StarbucksQueen1 · 01/04/2024 10:41

It wasn’t all I spoke about… I used that as an example!! I was merely saying no one asked me anything work, baby, tattoo, anal sex related at all…. I threw in the anal sex bit just to show I’m not a total bore btw.

I think if you hadn’t mentioned those fairly dull topics in the OP it may have given a different spin. TBH it sounds like lots of drunken nights I had in my 20s where no one listens to each other and are really just having conversations with themselves.

It’s nothing new and I’m sure they are normal/nice people. Not everyone is looking to make new friends so they probably just don’t care about people they don’t really know.

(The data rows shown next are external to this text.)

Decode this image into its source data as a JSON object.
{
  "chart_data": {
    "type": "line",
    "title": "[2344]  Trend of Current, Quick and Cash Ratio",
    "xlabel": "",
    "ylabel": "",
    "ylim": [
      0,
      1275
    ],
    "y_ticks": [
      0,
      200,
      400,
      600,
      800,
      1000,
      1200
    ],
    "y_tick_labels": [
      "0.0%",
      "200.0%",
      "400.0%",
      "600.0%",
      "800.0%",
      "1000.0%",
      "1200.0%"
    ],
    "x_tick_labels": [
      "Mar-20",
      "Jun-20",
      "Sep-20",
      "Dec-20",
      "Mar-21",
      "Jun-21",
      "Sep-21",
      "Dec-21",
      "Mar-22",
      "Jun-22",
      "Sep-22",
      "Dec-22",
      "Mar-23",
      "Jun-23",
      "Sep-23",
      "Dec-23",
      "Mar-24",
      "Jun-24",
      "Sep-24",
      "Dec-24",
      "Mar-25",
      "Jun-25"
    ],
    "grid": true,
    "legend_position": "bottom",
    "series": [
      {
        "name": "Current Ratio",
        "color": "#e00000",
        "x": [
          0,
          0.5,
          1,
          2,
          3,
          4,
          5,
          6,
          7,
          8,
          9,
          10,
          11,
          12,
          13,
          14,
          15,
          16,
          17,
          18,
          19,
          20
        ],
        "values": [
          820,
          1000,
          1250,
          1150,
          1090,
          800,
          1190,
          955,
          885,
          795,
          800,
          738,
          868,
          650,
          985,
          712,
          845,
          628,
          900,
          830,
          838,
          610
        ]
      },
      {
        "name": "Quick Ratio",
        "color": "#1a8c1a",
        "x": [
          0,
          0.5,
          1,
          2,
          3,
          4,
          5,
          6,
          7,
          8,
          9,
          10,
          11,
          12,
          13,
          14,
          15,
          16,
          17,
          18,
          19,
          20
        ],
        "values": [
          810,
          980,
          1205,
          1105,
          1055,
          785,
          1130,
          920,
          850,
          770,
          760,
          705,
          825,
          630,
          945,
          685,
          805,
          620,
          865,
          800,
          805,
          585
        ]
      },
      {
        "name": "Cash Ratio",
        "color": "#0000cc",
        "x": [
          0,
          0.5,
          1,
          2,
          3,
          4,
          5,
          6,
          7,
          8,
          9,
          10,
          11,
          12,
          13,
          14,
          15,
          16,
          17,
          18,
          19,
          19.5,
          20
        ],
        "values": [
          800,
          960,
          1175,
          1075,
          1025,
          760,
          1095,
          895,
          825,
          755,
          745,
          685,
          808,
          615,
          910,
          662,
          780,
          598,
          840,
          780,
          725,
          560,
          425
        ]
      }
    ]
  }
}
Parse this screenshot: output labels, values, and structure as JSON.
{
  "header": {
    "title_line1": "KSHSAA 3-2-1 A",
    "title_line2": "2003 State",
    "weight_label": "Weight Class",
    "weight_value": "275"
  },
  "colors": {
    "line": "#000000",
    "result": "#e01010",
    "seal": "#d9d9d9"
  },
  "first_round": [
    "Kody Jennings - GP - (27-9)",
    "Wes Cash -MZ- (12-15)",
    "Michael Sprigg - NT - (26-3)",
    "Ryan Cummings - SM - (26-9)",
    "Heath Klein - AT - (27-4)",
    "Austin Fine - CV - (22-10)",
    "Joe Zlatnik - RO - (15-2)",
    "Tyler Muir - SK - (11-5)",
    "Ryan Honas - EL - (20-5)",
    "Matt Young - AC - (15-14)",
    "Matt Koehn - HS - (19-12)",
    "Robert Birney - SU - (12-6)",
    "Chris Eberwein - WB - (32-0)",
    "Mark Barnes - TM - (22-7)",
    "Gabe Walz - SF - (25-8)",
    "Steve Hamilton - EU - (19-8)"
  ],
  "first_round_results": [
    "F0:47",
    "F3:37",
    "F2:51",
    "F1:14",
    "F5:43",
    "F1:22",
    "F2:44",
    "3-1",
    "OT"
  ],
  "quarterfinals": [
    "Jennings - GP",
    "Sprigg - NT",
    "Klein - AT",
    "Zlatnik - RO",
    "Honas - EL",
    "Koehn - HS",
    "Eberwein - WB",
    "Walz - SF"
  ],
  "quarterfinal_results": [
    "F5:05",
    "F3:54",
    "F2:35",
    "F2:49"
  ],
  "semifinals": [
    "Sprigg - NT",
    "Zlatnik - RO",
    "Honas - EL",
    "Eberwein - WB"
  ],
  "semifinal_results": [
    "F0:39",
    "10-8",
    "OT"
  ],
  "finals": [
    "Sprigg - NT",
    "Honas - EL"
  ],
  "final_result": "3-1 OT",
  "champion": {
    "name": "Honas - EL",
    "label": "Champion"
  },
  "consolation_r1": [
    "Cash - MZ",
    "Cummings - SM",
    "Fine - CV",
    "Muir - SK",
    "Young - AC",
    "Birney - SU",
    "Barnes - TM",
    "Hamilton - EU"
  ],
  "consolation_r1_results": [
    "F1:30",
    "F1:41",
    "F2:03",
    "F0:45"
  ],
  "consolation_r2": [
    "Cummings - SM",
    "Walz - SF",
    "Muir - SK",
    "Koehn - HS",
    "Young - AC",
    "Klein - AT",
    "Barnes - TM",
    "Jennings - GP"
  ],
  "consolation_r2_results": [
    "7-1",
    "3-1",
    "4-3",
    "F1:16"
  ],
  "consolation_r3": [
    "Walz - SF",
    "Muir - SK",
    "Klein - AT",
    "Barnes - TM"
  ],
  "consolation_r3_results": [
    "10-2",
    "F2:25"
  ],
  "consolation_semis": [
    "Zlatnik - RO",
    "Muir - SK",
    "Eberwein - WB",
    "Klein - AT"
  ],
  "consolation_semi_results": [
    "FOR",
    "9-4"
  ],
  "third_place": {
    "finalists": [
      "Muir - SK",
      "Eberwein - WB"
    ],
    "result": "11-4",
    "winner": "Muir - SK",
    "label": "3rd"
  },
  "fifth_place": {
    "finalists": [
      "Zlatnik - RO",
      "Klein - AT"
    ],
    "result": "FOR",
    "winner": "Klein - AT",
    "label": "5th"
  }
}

Menomeno · 01/04/2024 11:34

Ponoka7 · 31/03/2024 10:26

Yeah, no doubt the WC pub we'll be going to this afternoon to watch Liverpool play will be silent because of the lack of conversational skills. Do you go to pubs, or bus stops up north? Constant conversations, even though we aren't MC. We no longer drink alcohol, so pop into weatherspoons for refillable coffee, again there's no lack of conversation. Under what circumstances are you taking your findings from? I don't know if being 34+ helps.

Edited

I agree. Go anywhere on Merseyside and you’ll be chatting away within two minutes to a complete stranger like they’re your best friend. Hospital waiting room, on a train, pub toilets, waiting at the bar. It’s one of the reasons I love it here.

StarbucksQueen1 · 01/04/2024 14:10

Menomeno · 01/04/2024 11:34

I agree. Go anywhere on Merseyside and you’ll be chatting away within two minutes to a complete stranger like they’re your best friend. Hospital waiting room, on a train, pub toilets, waiting at the bar. It’s one of the reasons I love it here.

My DH is from Merseyside and he said the same!